Each of the quotes above came from a different police officer to Kandit News. Some of them made these comments before seeing the video surveillance footage of the February 25 crash of a red Jeep into Jerry's Kitchen. The others made the comments afterward.


"It was clearly reckless driving, and maybe even driving under the influence," another officer said. "But it was certainly not just imprudent driving."

Officer Chris Champion, who responded to the crash, cited the supposed driver of the red Jeep for imprudent driving, which is a simple traffic violation under Guam law.


"Imprudent driving is very different from reckless driving," a retired highway patrol officer told Kandit. "Changing lanes without signaling and only looking at your sideview mirror is imprudent driving. But having a complete disregard for the lives and property of others on the road is reckless driving. And that's a crime."

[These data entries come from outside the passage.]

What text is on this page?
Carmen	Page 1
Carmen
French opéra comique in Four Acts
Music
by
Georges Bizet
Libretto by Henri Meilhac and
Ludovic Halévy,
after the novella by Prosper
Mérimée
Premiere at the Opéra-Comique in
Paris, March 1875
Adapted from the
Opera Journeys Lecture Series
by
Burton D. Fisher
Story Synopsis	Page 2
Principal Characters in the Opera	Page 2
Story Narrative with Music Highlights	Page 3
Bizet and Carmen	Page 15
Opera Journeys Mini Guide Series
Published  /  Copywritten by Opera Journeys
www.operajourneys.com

Mr. Champion issued the imprudent driving citation despite the major damage done to Jerry's Kitchen and without reviewing surveillance footage to verify that the person who said she was the driver actually was the driver during the crash. Guam Police Officer Joneen Terlaje was a passenger in that red Jeep. Prior to confirmation that an off-duty officer was a passenger in the Jeep, Terlaje's grandfather's office told Kandit News that Officer Terlaje said she was not involved in the crash.


Mr. Champion also did not administer any blood alcohol content or field sobriety test to the supposed driver prior to the citation, nor did the veteran officer consider the accident happened as a result of reckless driving.


Video surveillance footage obtained by the Pacific Daily News shows the red Jeep overtaking several cars in the left-turning northbound lane of Marine Corps Drive at the ITC intersection at a high speed before crossing into the oncoming lanes, hitting the pavement at the corner of the intersection, then becoming airborne between two concrete poles and smashing into the restaurant.


"That is absolutely reckless driving," another police officer said.


Guam law states: "Every person who drives any vehicle upon a highway in willful or wanton disregard for the safety of persons or property is guilty of reckless driving."


A first conviction for reckless driving, a crime, constitutes a petty misdemeanor. Do it again, and it's a misdemeanor. Both mean jail time, and a criminal record.


"There's no way Champion didn't see that this is reckless driving," yet another police officer said. "The question is, why did this need to be covered up? This makes me wonder whether it was the police officer who was really driving. What's the real story here?"